March 2025     One  of  my favorite reasons to post in March is that,  March is Women’s History Month!  Though my historical novels, Dear Kiss,  published in 2020, and the upcoming Annie Elgin, it’s sequel, concern amazing,  fictitious women, I am aware of the actual women of the present who are making history in large and small ways. We see and perhaps follow those  who impact our opinions .However,  we live in communities and should be aware of ideas and actions percolating    close to home. Being part of solutions to even local challenges can be exhilarating! 

     First an update on Annie Elgin, hopefully coming out later this year, an early 20th century romcom! 

     Annie herself is a businesswoman, a milliner by trade, who seeks to expand the market in Ogden Utah, adding a small tearoom to her shop as well as confronting an un foreseen competitor right across the street!  She handles the situation ably as women of her station did at the beginning of the twentieth century. 

     Whether living in the intermountain west or the south, the Midwest or the northeast, other women of her time overcame obstacles and found success. Search in your own family history and you may find a shop owner like Annie, a nurse, a newspaper publisher all the while performing more traditional expectations of an earlier time. I would never have written Annie Elgin without the inspiration of the women of the 19th century and in the process found much to add to my story that was not made up at all but based on fact. 

    However,  Annie is after all a fictional character.

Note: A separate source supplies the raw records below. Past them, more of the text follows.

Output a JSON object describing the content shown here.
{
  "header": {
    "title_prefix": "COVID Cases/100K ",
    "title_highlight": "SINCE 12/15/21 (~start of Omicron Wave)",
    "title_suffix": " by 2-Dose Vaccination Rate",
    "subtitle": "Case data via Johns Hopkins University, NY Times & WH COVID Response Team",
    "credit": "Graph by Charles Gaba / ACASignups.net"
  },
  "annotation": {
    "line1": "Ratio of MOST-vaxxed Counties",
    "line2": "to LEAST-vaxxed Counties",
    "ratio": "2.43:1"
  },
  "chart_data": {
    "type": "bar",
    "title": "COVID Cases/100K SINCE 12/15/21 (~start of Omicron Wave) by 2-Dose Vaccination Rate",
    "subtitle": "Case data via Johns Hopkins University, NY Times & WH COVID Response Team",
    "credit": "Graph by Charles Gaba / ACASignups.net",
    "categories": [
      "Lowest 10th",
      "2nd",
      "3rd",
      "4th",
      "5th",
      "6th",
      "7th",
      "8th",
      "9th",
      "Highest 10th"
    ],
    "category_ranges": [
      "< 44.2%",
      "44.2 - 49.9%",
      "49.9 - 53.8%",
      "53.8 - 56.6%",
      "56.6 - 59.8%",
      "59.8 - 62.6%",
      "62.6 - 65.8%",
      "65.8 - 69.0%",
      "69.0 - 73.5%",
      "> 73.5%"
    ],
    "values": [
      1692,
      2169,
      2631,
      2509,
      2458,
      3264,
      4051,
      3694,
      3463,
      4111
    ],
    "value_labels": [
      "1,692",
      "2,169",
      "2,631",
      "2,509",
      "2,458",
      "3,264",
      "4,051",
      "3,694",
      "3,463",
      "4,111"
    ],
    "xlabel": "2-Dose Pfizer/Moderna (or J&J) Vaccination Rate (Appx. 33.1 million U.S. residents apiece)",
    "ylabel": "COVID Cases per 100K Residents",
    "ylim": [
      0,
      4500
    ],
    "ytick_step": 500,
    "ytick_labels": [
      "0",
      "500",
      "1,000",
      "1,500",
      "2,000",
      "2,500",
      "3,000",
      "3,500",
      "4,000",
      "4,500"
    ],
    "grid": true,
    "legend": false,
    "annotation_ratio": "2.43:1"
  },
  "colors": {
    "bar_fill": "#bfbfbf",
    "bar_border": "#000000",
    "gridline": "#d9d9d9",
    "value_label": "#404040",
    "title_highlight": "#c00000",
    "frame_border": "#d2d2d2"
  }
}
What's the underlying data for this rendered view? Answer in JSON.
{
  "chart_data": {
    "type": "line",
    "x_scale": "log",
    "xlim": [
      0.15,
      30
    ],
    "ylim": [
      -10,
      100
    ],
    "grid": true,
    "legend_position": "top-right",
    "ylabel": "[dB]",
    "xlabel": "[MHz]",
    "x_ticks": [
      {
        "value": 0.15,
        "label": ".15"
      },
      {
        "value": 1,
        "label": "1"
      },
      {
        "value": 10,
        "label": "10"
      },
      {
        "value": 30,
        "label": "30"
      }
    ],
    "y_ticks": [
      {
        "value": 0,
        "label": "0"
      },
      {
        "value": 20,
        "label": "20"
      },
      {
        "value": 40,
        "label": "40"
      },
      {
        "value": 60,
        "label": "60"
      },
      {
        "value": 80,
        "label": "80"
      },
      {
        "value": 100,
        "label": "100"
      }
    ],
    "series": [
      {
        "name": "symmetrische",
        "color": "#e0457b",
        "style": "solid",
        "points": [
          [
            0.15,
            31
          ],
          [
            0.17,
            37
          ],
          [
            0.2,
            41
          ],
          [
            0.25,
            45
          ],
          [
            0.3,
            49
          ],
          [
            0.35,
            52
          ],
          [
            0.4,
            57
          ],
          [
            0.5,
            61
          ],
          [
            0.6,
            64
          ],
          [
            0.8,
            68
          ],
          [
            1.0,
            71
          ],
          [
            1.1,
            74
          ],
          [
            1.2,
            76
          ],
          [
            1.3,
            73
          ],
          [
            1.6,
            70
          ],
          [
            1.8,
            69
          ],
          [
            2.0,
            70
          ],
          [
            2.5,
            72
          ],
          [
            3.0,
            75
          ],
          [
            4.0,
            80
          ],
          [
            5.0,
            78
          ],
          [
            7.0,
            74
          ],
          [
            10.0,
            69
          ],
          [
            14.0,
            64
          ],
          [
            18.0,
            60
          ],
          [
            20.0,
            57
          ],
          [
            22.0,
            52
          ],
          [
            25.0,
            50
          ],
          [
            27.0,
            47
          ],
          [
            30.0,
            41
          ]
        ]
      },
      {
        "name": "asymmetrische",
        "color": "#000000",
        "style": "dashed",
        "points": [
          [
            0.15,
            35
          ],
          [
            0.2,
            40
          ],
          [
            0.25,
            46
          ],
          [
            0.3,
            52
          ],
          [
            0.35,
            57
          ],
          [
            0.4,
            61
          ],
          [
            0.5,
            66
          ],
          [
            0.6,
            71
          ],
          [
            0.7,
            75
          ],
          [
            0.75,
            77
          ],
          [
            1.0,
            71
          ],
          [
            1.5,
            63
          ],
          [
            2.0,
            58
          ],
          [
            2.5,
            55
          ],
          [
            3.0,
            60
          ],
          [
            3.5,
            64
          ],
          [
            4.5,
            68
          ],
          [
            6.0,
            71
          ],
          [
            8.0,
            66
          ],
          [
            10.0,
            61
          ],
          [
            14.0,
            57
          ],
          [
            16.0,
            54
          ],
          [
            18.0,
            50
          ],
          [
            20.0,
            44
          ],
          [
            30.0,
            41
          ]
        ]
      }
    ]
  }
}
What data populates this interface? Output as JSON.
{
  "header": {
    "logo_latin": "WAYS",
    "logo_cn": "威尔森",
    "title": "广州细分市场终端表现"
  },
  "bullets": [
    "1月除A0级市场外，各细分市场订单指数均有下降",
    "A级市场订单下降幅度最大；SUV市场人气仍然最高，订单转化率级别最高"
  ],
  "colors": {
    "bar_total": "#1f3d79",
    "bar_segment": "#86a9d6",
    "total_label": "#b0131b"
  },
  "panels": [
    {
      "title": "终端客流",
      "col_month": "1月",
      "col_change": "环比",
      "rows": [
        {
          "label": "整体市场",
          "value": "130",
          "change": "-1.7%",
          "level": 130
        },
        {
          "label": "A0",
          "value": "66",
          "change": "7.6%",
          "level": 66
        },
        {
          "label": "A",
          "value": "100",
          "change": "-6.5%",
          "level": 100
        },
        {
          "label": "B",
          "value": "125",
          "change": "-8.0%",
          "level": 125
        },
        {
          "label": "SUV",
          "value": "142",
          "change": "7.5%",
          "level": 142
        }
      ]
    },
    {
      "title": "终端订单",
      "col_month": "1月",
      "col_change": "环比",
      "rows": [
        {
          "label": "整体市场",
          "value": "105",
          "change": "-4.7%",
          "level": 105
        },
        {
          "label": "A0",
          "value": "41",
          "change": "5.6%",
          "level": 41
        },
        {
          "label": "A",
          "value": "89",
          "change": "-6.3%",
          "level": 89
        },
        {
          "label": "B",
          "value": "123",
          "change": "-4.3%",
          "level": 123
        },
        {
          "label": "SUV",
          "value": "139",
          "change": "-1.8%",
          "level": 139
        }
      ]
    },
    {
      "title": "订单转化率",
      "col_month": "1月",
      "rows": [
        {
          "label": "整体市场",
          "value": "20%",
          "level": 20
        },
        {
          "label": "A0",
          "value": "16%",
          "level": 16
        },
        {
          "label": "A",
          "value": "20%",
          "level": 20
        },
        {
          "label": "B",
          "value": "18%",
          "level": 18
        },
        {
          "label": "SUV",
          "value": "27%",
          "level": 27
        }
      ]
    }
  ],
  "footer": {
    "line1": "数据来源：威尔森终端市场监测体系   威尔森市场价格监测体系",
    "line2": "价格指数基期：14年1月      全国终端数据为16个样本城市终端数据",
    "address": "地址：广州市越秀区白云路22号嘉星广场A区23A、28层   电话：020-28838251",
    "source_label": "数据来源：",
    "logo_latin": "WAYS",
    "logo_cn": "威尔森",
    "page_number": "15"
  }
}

I challenge you as my readers to look to your forebears or regions to prove the point that not just in commercial endeavors,   but in the entertainment world, the professions,  whether education or science, law or journalism, women have sought and achieved goals, with ease or at great cost. 

      

     The choice is before us daily  to pay attention!  Women  at this very moment are making history.  We should research, expand our knowledge and become part of The Women’s Movement which was acknowledged by   H.G. Wells in his novel Ann Veronica. I was struct by the label, “ New Women”, so the idea  is not exactly a new one, the book having been written in 1909 and a  departure from his other works dealing with science fiction. 

     We must make sure that girls and young women are alert to opportunities so  that the history we leave  behind  not only endures, but is worth saving!